After much investigation, we discovered the following:
- The junior DBA has connected to the wrong DB2 instance by mistake, using an instance owner userid that was common to all of the development, pre-production and production systems. Not good practice, but at least the passwords were different on each — which still left the question of why he’d been able to connect to the pre-production instance with the password of the development user.
- Some months earlier, a system administrator had been trying to get federation to work and in addition to enabling the FEDERATED database manager parameter, the FED_NOAUTH (bypass federated authentication) parameter had also been set to YES.
- When FED_NOAUTH is set to YES, FEDERATED is set to YES, and authentication is set to SERVER or SERVER_ENCRYPT, authentication at the instance is bypassed, as it is assumed that authentication will happen at the data source. So, it was possible to connect to the database as any user without having to get the password right! Once connected to the database, you only had access to the tables that the user (group) had access to. However, this meant if anyone got the right username for the DB2 instance owner then they could select/add/delete any data they liked.
Needless to say, the FED_NOAUTH parameter was rapidly set back to NO and normal authentication checking was reinstated.
Lessons learned:
- Beware of the law of unintended consequences: DB2 can be a complex beast, and there is a danger in fiddling with system settings you don’t fully understand. If in doubt, seek expert help.
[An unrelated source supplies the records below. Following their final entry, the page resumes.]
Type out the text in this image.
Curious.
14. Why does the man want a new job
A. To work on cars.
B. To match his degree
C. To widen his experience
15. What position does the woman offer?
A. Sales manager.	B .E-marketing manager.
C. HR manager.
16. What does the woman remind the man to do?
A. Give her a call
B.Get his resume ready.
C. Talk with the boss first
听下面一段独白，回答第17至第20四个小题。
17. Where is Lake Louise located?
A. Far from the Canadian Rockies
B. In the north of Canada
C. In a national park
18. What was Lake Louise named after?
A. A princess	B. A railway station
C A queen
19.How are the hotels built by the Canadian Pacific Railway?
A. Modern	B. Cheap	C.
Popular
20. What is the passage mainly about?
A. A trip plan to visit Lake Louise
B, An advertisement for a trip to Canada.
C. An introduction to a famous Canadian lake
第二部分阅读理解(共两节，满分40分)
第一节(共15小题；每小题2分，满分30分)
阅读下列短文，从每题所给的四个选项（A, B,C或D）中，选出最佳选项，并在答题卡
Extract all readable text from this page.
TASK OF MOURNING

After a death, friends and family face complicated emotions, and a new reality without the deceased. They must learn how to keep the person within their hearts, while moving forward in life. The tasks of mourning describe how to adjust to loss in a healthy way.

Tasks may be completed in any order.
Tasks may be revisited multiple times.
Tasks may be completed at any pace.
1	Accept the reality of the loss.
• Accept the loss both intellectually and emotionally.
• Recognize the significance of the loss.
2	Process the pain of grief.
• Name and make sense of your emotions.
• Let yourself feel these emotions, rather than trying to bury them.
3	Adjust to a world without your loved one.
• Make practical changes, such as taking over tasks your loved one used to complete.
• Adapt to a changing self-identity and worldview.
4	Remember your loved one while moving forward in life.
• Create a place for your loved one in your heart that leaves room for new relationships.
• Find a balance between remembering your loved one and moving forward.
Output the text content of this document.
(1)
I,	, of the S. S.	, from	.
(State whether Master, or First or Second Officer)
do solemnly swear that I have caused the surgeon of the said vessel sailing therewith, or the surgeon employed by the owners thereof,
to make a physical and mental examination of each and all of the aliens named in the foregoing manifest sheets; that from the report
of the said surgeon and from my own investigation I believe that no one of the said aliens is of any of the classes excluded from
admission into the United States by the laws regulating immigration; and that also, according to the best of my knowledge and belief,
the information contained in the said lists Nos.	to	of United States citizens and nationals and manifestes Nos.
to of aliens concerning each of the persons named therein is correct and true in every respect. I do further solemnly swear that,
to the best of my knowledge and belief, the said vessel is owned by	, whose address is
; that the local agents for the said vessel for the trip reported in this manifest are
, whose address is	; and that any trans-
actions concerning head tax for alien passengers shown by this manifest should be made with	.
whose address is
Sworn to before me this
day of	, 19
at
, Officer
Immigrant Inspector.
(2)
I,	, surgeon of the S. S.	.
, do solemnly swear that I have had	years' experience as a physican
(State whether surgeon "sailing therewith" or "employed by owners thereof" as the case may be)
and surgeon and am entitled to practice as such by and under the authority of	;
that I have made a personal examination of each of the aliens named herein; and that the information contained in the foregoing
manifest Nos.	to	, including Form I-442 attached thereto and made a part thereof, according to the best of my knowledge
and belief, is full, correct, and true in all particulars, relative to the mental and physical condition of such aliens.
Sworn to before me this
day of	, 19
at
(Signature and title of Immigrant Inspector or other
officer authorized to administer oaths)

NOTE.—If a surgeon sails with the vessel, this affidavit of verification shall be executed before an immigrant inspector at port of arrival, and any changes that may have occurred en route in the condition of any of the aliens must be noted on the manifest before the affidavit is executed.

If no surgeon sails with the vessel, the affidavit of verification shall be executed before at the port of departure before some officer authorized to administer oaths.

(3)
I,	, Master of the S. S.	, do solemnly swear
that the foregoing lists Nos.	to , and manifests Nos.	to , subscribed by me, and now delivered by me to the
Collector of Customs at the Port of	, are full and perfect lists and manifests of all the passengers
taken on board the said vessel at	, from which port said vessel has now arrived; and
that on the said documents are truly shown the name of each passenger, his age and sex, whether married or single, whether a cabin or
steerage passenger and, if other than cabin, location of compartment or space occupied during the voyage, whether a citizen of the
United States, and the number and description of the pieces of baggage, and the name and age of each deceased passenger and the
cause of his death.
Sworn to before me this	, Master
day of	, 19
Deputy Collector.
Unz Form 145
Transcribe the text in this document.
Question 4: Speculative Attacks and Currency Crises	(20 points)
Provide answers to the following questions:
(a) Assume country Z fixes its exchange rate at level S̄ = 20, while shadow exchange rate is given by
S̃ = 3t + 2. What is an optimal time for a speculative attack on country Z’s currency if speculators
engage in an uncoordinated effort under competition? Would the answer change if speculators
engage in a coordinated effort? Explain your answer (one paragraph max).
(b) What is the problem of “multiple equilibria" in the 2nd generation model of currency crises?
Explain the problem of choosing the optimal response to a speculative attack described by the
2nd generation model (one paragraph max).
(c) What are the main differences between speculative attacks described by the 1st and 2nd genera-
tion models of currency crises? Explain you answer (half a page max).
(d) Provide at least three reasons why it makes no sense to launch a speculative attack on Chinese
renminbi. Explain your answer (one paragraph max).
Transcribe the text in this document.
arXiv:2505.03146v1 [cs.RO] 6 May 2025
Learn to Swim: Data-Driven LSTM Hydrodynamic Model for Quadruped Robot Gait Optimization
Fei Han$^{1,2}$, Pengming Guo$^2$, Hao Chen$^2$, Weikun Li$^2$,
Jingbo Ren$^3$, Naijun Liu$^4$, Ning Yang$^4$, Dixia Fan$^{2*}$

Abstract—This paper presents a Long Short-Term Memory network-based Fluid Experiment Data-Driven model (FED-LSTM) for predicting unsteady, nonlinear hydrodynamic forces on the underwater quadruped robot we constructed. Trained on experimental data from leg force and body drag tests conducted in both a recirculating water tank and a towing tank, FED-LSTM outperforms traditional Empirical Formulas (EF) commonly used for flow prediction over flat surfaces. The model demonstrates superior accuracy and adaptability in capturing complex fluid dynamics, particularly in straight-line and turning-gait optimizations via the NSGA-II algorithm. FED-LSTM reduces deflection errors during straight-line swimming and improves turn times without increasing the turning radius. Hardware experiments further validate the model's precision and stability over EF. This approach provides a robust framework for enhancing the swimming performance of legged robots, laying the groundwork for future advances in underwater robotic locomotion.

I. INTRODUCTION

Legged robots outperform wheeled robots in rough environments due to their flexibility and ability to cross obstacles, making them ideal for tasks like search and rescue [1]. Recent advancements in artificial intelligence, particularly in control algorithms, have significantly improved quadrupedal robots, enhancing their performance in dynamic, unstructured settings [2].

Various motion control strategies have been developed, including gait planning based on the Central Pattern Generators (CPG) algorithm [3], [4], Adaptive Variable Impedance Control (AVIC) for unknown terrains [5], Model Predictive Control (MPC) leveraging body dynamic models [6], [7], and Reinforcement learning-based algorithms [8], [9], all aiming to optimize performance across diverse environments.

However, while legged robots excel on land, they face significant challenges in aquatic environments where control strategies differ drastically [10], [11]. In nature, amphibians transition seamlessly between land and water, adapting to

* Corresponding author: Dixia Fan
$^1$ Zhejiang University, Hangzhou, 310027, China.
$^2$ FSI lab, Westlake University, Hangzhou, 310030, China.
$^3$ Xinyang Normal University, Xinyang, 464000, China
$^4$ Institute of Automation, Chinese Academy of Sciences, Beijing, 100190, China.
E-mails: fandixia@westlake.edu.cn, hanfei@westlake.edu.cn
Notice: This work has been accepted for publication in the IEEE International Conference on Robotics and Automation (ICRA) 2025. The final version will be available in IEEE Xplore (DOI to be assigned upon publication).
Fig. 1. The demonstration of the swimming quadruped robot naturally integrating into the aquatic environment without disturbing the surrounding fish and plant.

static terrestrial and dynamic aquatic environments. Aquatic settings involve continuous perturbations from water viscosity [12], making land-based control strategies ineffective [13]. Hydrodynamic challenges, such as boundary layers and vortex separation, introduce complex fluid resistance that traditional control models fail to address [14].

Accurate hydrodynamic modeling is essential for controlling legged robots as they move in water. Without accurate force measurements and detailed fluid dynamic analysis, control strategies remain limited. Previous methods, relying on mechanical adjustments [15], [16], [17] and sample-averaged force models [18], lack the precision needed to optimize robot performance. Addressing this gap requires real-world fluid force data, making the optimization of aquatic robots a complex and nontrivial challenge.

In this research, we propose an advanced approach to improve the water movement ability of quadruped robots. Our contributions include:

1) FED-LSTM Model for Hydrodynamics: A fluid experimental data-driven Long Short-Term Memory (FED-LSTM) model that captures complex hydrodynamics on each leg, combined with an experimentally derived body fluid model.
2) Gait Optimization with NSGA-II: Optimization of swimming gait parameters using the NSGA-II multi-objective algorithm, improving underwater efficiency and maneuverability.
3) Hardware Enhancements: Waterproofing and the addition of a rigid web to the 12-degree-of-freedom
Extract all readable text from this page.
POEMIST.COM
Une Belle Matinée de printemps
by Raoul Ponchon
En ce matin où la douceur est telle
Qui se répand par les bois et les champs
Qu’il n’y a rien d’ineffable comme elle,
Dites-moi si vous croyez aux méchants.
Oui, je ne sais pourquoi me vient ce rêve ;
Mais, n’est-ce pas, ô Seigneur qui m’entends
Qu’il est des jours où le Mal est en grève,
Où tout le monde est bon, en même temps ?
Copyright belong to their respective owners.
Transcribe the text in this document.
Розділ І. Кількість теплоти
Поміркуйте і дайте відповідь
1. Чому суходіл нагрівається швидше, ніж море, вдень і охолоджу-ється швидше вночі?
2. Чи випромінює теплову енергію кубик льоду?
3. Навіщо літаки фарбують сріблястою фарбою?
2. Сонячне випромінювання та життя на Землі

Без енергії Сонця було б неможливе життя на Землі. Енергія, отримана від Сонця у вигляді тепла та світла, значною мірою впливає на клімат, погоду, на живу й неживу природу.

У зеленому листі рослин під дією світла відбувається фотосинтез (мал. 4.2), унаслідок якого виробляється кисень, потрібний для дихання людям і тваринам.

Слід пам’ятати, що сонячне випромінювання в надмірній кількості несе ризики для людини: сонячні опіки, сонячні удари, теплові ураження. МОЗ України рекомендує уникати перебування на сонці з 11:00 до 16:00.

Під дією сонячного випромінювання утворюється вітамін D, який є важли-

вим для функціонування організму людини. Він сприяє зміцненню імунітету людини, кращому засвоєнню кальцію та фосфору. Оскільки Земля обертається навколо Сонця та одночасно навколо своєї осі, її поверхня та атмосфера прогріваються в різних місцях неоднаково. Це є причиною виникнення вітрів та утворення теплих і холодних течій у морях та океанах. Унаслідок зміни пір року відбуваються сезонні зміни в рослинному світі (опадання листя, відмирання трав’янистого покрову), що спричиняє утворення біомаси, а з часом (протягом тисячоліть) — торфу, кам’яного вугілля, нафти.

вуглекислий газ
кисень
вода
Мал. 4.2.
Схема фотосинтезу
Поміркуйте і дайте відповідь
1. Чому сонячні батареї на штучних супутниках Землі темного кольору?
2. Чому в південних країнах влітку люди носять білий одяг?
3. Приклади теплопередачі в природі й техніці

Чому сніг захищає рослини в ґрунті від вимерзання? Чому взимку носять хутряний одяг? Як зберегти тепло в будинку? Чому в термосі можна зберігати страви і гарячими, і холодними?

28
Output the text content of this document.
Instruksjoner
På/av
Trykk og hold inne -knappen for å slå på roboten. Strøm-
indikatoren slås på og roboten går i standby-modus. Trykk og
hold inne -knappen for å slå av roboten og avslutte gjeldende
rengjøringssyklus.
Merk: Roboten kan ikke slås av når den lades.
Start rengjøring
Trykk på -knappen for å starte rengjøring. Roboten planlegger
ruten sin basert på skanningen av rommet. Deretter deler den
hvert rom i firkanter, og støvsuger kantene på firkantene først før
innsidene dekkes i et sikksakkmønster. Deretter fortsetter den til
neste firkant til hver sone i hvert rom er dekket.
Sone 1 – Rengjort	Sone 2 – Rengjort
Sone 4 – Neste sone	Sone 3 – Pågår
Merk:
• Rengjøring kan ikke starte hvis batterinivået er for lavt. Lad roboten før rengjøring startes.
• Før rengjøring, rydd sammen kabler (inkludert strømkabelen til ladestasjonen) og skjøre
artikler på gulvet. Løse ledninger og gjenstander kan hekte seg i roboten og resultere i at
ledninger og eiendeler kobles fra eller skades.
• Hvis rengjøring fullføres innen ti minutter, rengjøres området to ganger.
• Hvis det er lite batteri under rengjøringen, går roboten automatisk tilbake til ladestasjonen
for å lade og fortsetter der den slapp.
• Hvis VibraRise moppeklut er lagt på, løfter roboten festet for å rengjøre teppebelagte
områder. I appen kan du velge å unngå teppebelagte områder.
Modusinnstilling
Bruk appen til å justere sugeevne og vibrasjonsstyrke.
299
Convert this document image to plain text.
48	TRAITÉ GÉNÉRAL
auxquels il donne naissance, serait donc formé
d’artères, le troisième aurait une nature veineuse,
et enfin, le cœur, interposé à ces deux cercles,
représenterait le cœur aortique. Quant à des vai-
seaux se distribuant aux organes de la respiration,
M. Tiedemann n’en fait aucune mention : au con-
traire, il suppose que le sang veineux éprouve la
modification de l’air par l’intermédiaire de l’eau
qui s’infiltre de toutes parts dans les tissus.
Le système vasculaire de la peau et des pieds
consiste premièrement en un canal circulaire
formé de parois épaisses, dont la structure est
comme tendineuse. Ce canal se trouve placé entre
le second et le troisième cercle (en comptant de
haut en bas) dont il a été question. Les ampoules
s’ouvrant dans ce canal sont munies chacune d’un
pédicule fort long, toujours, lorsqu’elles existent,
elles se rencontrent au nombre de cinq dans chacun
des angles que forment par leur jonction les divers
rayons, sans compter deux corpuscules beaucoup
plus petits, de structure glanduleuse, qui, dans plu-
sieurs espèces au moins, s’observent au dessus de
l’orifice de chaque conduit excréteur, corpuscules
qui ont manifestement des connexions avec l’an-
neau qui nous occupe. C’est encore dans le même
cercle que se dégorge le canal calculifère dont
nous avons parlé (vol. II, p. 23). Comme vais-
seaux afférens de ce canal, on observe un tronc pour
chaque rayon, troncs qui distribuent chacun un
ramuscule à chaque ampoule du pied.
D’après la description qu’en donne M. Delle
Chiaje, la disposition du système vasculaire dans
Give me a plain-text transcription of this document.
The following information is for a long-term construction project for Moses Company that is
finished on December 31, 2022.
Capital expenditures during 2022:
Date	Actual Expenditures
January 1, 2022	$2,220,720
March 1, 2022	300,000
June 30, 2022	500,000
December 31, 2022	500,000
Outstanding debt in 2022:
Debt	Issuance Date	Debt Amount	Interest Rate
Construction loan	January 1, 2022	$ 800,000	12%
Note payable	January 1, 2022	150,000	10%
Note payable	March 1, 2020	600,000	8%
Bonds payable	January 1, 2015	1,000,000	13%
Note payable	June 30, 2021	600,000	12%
- Change the default instance owner, and use different owners for development, pre-production and production environments to avoid accidentally connecting to the wrong system.
Issue 2: DBA Performance is Important Too
Many of us spend a lot of time tuning databases and applications, but how often do we think about our own performance? Time and again, we see examples of DBAs and support staff that are taking the long way round and using more time than necessary to perform routine tasks. One particular aspect of this is the use of the command line versus a GUI such as the DB2 Control Center.
I know plenty of people who are passionate supporters of the GUI, and indeed it can be a very good way to quickly accomplish one-off activities such as an ad-hoc reorg. However, there are plenty of situations where use of the command line (or better still, DB2 commands embedded in a simple script) will make much more sense. The task is then easily repeatable, actions and their results can be recorded (by redirecting the output to a text file), and a script is a lot easier to hand over to a colleague than pages of instructions and GUI screenshots!
A common example is the routine process of promoting database objects between development, test and production environments. A good script can accomplish that task in a fraction of the time needed to do the same thing from the GUI, and utilities such as db2look can be used to compare database structures to ensure consistency.
Lessons learned:
- With staff costs forming an increasingly large proportion of IT budgets, productivity is becoming increasingly important. Use the DB2 command line and scripting to fully or partially automate common activities to reduce human error and drive down the elapsed time needed to complete them.
Issue 3: Beware of the SQL Generator
Many of us are working in environments where the SQL presented to DB2 is not written directly by a human being, but generated automatically by a tool. Common examples include Java frameworks, 3GLs and business intelligence tools such as Cognos in this example.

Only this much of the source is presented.